World-class market intelligence in the Middle East – Tricks and tips

How to come up with world-class market intelligence in the Middle East

Accurate and actionable market research is hard to obtain in the Middle East. Nonetheless, that doesn’t mean there aren’t ways to come up with world-class market intelligence in this region. This blog post addresses some of the most typical issues in the field and provides ways to work around them. There are four key challenges, namely limited market intelligence infrastructure, cultural and language diversity, challenges in forecasting as well as the strong role of traditional retail channels.

 

1. The market intelligence infrastructure is limited

 

Usually there are not enough reliable sources for an in-depth, systematic analysis of the region, nor are commercial market research reports available in large numbers. On top of this, Western information channels such as Google are still suffering under the after effects of the Iran embargo. Hence a profound analysis of a topic in the Middle East requires much more legwork than, for example, an identical study in Germany. In-person discussions are needed to cover the information gap from desk research. This brings us to another problem, namely that people are not likely to share information with outsiders, especially with officials or foreign players. It is therefore key to understand the local business culture in each country.

 

2. Local language and culture need to be understood

 

The knowledge of local languages such as Arabic, Turkish and Farsi is a must-have skill for a successful market research team in the Middle East. Local market insights are obtained best in local languages.
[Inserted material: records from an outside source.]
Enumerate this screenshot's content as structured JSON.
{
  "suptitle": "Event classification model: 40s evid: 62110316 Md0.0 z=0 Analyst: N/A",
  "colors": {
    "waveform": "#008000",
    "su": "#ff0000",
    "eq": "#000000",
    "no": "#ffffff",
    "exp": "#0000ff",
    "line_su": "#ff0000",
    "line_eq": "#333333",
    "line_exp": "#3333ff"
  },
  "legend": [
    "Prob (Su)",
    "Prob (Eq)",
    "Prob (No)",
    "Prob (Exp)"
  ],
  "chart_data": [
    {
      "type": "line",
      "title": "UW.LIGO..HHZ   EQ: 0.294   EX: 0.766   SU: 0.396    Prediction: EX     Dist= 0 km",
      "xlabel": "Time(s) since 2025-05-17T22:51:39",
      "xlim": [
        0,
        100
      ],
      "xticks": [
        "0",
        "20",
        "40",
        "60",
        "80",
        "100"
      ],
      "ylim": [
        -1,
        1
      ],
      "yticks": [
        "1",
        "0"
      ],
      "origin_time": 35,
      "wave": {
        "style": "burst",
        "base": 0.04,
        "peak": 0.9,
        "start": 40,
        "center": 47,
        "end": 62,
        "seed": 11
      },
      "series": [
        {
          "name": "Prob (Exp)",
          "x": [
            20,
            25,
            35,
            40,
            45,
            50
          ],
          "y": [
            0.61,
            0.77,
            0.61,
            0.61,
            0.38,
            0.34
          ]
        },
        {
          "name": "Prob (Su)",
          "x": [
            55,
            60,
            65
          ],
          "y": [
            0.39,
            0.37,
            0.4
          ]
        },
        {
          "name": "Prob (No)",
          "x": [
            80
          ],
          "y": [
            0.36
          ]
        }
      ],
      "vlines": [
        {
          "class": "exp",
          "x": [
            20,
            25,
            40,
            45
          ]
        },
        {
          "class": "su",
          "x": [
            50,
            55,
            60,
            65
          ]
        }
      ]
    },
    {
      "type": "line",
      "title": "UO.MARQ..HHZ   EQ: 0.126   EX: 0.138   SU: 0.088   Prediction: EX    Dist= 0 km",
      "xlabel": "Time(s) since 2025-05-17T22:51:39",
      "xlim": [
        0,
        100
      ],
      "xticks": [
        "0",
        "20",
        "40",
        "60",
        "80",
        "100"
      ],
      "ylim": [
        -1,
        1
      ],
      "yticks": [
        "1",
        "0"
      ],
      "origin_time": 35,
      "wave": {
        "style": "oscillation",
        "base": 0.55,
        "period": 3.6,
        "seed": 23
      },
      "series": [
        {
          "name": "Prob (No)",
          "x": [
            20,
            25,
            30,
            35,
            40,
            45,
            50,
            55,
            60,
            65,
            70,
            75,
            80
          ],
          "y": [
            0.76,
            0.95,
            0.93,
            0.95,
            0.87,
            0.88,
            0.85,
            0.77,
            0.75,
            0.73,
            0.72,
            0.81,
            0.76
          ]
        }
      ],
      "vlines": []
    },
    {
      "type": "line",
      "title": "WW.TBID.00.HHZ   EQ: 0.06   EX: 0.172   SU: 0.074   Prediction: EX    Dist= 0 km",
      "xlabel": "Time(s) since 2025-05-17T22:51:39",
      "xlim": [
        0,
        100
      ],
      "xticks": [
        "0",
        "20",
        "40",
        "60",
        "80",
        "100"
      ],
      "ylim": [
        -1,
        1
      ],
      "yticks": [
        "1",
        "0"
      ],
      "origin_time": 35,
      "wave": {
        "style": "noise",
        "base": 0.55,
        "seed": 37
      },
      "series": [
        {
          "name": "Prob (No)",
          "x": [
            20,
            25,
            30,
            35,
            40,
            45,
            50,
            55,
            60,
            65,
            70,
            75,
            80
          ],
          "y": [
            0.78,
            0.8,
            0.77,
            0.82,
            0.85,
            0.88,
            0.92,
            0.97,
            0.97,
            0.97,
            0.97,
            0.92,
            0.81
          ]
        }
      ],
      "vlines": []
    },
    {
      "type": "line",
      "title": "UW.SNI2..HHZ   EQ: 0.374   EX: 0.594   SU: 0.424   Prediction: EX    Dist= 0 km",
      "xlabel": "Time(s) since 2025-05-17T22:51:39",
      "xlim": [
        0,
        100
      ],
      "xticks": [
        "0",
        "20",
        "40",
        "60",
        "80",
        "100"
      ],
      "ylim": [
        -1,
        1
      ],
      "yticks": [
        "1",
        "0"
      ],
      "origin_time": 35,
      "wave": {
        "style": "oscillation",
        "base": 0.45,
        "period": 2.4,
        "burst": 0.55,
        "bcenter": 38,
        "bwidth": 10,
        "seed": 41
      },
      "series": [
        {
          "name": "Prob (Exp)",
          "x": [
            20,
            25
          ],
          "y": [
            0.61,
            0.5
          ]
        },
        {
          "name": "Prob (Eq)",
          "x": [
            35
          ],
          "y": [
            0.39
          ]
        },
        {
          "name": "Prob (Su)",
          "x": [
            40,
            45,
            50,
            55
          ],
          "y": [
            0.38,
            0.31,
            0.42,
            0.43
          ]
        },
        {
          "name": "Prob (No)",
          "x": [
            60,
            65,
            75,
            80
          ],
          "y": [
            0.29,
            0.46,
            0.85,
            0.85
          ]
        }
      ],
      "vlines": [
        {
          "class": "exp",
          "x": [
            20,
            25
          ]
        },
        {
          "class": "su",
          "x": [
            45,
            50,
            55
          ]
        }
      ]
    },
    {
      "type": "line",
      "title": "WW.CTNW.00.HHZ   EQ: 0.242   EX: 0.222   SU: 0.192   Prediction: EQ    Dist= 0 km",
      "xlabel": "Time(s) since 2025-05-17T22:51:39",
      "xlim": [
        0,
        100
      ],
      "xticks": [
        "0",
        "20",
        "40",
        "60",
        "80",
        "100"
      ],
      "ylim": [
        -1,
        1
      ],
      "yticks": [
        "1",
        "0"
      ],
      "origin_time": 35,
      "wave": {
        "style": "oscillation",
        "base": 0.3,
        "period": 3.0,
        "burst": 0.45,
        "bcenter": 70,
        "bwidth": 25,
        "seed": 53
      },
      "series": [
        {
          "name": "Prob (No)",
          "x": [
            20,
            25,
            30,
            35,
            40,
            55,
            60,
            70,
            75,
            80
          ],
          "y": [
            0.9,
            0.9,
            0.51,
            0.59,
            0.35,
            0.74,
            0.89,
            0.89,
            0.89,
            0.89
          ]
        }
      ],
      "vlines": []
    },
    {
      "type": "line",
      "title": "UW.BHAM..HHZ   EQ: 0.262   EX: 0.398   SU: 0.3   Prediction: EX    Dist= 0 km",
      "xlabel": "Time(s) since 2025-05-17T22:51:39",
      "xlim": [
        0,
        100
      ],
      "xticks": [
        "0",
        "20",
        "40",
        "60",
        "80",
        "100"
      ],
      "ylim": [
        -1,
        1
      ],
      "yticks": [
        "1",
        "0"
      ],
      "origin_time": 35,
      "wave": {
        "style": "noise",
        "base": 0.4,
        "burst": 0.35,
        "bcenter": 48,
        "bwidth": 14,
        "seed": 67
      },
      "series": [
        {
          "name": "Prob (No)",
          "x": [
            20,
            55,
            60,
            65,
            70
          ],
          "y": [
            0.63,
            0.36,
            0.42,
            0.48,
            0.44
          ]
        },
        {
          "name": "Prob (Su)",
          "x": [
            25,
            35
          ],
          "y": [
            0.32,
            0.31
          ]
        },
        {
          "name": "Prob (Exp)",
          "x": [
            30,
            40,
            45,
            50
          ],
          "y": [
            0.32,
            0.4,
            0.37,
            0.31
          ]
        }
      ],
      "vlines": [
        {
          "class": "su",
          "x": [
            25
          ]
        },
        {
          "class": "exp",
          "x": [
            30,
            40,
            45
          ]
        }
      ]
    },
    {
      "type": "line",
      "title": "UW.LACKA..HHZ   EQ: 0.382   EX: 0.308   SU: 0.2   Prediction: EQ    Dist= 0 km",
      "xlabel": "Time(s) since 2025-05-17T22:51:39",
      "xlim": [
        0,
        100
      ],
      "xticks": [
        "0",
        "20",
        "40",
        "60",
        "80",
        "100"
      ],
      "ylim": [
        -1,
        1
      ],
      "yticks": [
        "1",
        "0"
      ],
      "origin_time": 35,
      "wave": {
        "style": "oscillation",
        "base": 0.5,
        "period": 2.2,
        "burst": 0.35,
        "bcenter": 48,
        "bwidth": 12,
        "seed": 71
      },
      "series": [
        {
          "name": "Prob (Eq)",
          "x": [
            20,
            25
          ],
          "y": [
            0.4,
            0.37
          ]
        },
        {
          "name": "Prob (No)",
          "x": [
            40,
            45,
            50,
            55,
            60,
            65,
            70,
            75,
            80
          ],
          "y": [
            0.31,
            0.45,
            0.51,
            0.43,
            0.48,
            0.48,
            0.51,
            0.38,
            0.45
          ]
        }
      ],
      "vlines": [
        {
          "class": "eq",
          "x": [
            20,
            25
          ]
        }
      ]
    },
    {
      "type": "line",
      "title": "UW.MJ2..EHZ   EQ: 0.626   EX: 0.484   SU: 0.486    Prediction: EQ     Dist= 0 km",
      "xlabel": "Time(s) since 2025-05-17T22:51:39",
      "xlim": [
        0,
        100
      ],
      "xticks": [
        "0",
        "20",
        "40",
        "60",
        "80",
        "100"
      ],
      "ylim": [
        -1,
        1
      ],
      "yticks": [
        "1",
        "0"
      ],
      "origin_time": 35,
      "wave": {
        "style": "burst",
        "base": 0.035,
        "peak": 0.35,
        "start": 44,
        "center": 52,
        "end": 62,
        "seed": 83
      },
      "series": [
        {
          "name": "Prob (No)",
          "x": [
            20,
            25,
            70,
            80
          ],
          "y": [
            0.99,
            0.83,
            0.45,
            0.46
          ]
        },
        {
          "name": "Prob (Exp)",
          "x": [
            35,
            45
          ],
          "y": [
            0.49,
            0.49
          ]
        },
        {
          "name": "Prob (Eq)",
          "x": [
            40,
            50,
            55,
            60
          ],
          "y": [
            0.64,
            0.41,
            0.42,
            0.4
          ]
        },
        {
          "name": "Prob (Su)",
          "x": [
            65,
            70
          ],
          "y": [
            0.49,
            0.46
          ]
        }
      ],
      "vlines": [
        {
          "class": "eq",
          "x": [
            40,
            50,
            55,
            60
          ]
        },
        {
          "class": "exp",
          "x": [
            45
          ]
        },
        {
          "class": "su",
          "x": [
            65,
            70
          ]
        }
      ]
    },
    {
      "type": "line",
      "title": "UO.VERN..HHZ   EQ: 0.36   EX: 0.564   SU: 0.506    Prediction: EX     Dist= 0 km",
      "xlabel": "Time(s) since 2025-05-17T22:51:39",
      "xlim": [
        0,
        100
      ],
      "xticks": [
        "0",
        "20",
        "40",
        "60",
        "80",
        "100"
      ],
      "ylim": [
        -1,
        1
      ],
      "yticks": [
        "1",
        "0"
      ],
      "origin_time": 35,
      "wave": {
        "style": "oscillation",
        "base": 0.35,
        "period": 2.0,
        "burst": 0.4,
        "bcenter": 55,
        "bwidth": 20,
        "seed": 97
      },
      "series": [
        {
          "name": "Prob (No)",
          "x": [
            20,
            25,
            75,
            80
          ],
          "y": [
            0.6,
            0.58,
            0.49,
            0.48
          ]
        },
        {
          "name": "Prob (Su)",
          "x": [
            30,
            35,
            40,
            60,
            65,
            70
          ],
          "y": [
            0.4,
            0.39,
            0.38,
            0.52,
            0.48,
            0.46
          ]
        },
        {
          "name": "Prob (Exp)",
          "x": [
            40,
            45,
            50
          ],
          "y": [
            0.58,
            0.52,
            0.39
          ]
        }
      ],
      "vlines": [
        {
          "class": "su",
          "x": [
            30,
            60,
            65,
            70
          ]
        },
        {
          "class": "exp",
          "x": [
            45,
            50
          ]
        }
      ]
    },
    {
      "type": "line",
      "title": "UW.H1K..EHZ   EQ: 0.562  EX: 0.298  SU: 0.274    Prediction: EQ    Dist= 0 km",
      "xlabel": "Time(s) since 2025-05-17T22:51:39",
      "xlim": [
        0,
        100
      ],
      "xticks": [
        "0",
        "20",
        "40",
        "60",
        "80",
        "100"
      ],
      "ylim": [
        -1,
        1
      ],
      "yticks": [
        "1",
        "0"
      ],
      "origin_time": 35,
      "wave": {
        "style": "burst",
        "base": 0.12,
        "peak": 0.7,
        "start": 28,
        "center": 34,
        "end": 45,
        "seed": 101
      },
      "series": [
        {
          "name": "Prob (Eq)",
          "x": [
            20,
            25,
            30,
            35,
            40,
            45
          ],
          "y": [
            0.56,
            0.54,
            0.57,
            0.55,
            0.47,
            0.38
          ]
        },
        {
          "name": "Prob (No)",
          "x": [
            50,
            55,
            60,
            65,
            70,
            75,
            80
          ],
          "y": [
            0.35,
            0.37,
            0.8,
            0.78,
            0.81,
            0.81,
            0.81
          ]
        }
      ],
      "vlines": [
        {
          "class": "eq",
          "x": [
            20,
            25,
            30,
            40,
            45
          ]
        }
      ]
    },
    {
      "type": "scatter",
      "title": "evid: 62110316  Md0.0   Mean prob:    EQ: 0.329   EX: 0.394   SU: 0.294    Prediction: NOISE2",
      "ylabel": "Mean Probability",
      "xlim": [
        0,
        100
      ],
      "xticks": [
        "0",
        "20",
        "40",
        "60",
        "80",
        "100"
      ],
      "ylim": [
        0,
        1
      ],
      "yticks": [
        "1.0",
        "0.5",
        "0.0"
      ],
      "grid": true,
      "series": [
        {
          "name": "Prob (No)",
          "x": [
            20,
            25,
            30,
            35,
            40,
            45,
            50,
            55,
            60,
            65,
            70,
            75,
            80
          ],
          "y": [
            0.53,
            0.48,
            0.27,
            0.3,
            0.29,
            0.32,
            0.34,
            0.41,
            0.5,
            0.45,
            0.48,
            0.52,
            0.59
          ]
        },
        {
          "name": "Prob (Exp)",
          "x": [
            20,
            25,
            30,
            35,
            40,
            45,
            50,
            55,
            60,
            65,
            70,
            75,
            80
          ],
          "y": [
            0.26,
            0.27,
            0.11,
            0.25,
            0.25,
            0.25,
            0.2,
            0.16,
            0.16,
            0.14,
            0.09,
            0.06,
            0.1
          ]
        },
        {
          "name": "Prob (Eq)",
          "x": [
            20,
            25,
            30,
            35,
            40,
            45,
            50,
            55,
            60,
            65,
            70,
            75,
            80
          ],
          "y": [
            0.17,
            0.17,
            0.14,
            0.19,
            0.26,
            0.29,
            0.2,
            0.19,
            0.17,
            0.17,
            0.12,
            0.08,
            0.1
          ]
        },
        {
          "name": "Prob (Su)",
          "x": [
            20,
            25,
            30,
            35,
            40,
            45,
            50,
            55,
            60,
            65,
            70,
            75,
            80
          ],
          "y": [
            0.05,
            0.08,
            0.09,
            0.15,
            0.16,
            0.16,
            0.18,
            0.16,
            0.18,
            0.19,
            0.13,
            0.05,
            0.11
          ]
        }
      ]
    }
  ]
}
The inclusion of local people offers the additional benefit of utilizing local business relationships and cultural similarities when approaching targeted individuals.

 

On the other hand, English is spoken widely by sales and marketing managers in business hubs such as Dubai, Doha or Abu Dhabi. Western companies’ Middle East offices usually reside in these cities. This makes high-level discussions possible in English, which is often sufficient for, e.g., high-level company profiles.

 

3. Forecasting is demanding

 

There are various factors that make any future prediction in the Middle East extremely difficult. For instance, who would have thought that the population of the Middle East would grow as much as 32% during the 2000s? Other main sources for volatility include frequent changes in government subsidies, custom tariffs and embargos – not to mention the collapse of B2B and consumer product markets in countries like Iran, Libya and Syria. The expatriate share in total employment also contributes its own twist to the markets. All of this needs to be factored in when coming up with a market outlook, even for short periods of time.

 

4. Traditional retail channels have a strong role

 

The strong role of traditional retail channels along with modern retail is particular to the Middle Eastern B2C market. The traditional retail channel is not only more fragmented and therefore more difficult to analyze, but it also gives room to the grey economy, both in B2C and B2B sectors. This results in company reporting that does not always represent reality. Consequently, any market size estimate needs to take these factors into consideration; in a recent study for a packaging company, the share of the grey market at the manufacturing stage was estimated to be as high as 20%.

 

Accurate and actionable market research hardly exists in the Middle East, at least not at a level of detail that would be needed to make informed business decisions. The same challenge spans across most sectors, such as manufacturing, food&beverage and consumer goods. M-Brain’s solution for the Middle East is to adjust the conventional research approaches to local markets and boldly utilize the skilled workforce that is available in the region.